Samstag, 17. Oktober 2015

Kürbis-Special: Kürbisbrot und Kürbiscremesuppe

 
Heute gibt es das erste Special auf meinem Blog!

Und was passt am besten zu dieser Jahreszeit? Natürlich tolle Gerichte rund um den Kürbis. Probiert doch mal knuspriges Kürbisbrot zu einer herzhaften Cremesuppe. Allein der Duft des Brotes ist schon so gut, dass man sofort probieren möchte. Und eine heiße Suppe geht bei dem kalten Wetter doch eigentlich immer!
Ich hoffe ihr mögt mein Kürbis-Special und schreibt mir wie es euch geschmeckt hat :)


Ihr benötigt für die Suppe für ca. 4 Portionen:
  • 1 Hokkaido Kürbis                                                             Schwierigkeit: einfach
  • 2 kleine Kartoffeln                                                             Zubereitungszeit: 30 min
  • 100 ml Sahne
  • Gemüsebrühe
  • Salz, Pfeffer und Gewürze nach Belieben 
    • Kürbiskernöl und Petersilie


Zerteilt den Kürbis in der Häfte und entfernt das Fruchtfleisch und die Kerne. Zerschneidet den Kürbis, dass die Stücke gut in einen mittelgroßen Topf passen. Die Kartoffeln schälen, klein schneiden und zusammen mit den Kürbisstücken etwa 15 min weich kochen. Etwa 1,5 TL Salz in das Kochwasser geben. Den Hokkaido Kürbis muss man übrigens nicht schälen, die Schale wird nach dem Kochen ganz weich. 
Das Wasser abschütten und den Kürbis nun zu einem Brei pürieren. Die Sahne zugeben und ca. 100ml Gemüsebrühe. Wer es gern sämig mag, verwendet einfach weniger Brühe oder lässt sie ganz weg. Ich würze die Kürbissuppe gern mit Curry und etwas Chilipulver für eine leichte Schärfe. 
Besonders fein schmeckt die Suppe mit frischer Petersilie und etwas Kürbiskernöl, ebenso wie Röstzwiebeln.


Ihr benötigt für zwei kleine Kürbisbrote:
  • 450g Dinkel-Vollkornmehl                                            Schwierigkeit: mittel
  • 200g Roggenmehl                                                      Zubereitungszeit: 30 min (ohne Gehzeit)
  • 500g Kürbispüree (gekocht)
  • 1 Würfel frische Hefe
  • 1,5 TL Salz
  • 70g Leinsamen
  • 100ml lauwarmes Wasser
  • 2 EL Pflanzenöl
    • Dinkelmehl zum Kneten des Teiges
    • etwas Zucker
500g Hokkaido-Kürbis ca. 15 min im heißen Wasser weich kochen.
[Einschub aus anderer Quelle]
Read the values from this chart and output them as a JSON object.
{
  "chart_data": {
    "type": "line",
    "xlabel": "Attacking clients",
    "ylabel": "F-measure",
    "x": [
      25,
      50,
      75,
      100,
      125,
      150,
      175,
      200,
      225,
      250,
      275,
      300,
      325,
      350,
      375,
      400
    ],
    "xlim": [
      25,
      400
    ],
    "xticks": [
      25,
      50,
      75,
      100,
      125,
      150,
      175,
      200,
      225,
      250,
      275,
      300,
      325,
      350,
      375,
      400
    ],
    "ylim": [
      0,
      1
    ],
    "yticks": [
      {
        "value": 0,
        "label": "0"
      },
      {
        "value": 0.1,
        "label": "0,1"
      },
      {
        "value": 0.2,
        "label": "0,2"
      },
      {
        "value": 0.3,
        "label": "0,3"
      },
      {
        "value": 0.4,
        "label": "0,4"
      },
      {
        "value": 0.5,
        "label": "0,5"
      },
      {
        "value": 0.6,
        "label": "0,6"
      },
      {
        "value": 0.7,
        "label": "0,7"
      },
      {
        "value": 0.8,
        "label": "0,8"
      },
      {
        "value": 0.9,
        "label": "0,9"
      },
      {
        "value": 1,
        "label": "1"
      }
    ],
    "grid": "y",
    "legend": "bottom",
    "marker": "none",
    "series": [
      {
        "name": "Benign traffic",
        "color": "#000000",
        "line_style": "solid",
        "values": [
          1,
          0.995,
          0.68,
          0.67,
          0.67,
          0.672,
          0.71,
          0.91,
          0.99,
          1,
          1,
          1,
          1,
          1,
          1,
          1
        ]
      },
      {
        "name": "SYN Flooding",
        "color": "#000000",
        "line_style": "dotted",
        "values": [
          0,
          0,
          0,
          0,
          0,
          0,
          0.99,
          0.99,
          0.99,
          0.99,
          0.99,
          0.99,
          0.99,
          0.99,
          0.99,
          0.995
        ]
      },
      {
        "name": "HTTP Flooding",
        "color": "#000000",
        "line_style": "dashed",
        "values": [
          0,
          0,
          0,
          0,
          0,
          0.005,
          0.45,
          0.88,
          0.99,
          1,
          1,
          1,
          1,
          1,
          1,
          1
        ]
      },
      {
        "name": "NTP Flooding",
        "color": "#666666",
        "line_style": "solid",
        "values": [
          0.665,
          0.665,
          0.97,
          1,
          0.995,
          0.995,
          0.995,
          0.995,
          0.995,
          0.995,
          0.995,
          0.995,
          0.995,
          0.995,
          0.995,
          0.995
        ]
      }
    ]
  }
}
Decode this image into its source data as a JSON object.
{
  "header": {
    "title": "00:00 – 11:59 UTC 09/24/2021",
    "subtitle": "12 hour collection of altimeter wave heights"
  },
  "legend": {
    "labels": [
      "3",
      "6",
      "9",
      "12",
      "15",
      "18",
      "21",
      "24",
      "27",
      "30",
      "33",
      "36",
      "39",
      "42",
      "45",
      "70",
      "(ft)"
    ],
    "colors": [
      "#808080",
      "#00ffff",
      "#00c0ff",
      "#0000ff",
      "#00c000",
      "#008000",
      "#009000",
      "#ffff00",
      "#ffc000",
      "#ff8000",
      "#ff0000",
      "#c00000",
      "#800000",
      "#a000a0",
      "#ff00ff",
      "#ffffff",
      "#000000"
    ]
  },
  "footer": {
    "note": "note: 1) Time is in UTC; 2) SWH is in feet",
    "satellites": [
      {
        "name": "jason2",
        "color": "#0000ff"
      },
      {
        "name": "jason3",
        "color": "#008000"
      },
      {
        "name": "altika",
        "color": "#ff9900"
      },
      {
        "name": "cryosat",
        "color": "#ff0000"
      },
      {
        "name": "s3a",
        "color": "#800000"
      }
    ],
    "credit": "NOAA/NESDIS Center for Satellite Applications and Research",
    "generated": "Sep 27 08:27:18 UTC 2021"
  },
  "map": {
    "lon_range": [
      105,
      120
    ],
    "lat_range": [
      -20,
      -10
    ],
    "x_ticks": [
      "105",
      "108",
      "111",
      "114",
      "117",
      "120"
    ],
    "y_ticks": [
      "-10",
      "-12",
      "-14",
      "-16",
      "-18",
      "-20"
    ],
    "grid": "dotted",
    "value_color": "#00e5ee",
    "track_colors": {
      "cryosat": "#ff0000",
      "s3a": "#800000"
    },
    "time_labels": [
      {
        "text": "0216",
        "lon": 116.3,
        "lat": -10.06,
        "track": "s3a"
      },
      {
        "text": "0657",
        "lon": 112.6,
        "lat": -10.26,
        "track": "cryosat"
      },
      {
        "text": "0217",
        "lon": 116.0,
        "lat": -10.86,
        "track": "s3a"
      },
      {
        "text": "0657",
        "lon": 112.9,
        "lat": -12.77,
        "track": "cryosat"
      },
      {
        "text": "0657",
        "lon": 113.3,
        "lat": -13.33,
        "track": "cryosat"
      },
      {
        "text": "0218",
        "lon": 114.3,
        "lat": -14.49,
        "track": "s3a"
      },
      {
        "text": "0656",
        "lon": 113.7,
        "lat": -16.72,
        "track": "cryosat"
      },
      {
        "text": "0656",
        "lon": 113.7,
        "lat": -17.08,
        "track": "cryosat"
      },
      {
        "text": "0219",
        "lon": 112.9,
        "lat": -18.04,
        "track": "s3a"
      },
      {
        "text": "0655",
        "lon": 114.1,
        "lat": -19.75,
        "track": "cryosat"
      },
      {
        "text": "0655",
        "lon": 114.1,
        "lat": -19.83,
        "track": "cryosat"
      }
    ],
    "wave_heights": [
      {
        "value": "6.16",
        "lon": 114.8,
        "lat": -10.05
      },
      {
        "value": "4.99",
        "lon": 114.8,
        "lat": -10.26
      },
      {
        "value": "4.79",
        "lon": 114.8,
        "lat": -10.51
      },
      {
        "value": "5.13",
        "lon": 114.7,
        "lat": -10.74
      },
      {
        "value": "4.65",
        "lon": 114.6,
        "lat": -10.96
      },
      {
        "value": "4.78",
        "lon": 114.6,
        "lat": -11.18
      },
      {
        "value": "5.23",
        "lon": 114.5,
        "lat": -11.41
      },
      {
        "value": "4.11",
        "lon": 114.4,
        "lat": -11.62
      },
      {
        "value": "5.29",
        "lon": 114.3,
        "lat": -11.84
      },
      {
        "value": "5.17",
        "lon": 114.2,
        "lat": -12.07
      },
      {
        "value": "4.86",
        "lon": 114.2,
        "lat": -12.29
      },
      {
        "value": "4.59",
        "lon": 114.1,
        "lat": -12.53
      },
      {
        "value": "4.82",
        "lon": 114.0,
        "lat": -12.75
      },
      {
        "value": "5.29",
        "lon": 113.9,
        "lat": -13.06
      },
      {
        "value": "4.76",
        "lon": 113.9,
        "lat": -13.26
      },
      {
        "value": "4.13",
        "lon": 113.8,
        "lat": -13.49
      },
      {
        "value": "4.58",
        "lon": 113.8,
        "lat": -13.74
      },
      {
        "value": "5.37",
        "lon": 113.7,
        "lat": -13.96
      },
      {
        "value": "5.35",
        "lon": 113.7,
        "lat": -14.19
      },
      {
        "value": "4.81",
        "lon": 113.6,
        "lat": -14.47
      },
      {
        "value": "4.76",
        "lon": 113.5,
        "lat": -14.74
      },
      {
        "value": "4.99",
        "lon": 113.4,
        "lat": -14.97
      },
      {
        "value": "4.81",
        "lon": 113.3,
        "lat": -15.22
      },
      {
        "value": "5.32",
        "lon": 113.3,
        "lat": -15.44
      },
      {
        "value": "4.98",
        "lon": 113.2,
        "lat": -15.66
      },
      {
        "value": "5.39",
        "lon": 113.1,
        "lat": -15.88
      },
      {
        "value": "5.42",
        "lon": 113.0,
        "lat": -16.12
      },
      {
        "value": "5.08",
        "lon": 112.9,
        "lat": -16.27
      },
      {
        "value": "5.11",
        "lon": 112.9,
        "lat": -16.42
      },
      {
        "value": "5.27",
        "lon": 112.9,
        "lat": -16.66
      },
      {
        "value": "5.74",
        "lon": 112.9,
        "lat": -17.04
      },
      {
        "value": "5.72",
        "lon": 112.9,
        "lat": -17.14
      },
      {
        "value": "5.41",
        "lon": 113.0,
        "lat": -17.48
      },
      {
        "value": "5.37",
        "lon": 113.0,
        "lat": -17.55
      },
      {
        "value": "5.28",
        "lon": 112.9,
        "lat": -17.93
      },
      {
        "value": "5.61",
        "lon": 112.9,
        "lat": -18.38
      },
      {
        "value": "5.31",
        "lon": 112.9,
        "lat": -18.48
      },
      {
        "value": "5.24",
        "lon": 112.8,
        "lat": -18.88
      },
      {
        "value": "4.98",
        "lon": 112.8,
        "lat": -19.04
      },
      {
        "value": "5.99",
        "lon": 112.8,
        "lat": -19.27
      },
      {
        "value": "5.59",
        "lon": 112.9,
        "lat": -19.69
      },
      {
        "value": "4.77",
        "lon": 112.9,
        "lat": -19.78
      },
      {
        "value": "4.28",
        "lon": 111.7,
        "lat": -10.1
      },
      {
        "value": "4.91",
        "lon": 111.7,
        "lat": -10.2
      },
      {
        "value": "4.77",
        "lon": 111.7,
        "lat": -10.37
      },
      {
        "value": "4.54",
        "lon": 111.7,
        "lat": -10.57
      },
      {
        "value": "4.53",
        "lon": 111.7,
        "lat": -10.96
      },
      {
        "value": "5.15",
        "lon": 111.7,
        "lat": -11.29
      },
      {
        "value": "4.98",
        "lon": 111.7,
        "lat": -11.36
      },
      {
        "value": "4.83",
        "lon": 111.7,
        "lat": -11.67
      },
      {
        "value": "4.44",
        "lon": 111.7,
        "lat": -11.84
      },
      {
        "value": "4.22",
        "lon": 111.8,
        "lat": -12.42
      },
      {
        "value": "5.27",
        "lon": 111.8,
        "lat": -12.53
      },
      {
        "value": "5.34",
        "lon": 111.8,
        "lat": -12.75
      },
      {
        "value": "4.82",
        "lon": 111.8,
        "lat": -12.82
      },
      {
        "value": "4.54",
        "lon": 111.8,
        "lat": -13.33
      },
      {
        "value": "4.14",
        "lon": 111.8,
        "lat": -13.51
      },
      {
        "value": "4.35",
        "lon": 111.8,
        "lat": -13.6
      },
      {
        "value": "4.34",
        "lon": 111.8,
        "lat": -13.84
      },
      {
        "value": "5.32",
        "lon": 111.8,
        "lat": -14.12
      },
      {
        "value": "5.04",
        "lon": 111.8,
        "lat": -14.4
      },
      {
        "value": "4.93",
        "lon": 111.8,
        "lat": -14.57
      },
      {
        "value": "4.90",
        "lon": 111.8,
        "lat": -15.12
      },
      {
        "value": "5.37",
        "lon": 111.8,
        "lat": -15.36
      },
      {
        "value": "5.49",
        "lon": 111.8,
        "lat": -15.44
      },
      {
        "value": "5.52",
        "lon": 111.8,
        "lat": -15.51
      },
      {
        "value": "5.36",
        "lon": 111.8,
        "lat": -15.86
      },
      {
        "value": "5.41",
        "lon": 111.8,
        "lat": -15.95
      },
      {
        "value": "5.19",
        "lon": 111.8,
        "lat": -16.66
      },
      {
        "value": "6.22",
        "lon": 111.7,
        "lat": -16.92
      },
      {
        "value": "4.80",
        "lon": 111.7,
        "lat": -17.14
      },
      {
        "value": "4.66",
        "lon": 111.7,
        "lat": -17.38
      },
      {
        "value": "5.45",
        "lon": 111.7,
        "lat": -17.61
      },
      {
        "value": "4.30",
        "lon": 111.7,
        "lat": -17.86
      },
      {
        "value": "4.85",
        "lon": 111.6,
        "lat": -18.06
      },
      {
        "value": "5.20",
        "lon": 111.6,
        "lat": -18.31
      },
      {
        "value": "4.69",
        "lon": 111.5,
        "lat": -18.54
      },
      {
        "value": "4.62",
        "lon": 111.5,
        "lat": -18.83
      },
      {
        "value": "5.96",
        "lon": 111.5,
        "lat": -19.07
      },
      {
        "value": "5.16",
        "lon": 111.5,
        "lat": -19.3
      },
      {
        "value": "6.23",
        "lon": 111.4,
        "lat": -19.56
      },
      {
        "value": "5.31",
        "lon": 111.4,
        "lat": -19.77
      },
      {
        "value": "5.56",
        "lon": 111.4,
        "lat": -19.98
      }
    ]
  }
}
Anschließend das Wasser abschütten und den Kürbis pürieren. Das Püree kurz abkühlen lassen.
Beide Mehlsorten mit dem Salz gut vermischen. Das Öl, den Leinsamen und das Kürbispüree hinzugeben. Die frische Hefe mit etwas Zucker im lauwarmen Wasser auflösen. Zum Mehlgemisch schütten, vorsichtig verrühren und dann kräftig mit den Händen durchkneten. Sobald eine Teigkugel daraus entstanden ist, an einem warmen Ort ca. 40 min gehen lassen. Am besten deckt ihr die Schüssel mit einem sauberen Geschirrtuch ab. 
Nach dieser Zeit sollte sich der Teig mindestens verdoppelt haben, ehe ihr ihn erneut durchknetet. Keine Angst wenn er klebrig ist, dann einfach etwas Mehl hinzufügen und den Teig in seine letztliche Backform bringen. Ihr könnt ihn in einer Form oder auf einem mit Backpapier ausgelegtem Backblech, noch einmal ca. 30 min gehen lassen. Wenn ihr den Brotteig auf dem Backblech gehen lasst, achtet darauf genügend Abstand zu halten, falls ihr wie ich, zwei kleinere Brote aus dem Teig backen wollt.
Anschließend bei 180°C ca. 50-60 min im vorgeheitzen Ofen goldbraun backen.
Mhhh...es gibt einfach nichts Besseres als den Duft frischen Brotes wenn er sich im ganzen Haus verbreitet. Das Brot passt super zur Kürbiscremesuppe, schmeckt aber auch wunderbar mit süßer Marmelade oder herzhaft zu Wurst und Käse. Am liebsten mag ich die Kombination aus der weichen Mitte und der knusprigen Kruste des Brotes. Der Kürbis gibt dem Brot nicht nur ein leicht süßliches Aroma, er verleiht ihm auch eine herrliche Farbe.
Aber probiert doch einfach selbst....Guten Appetit!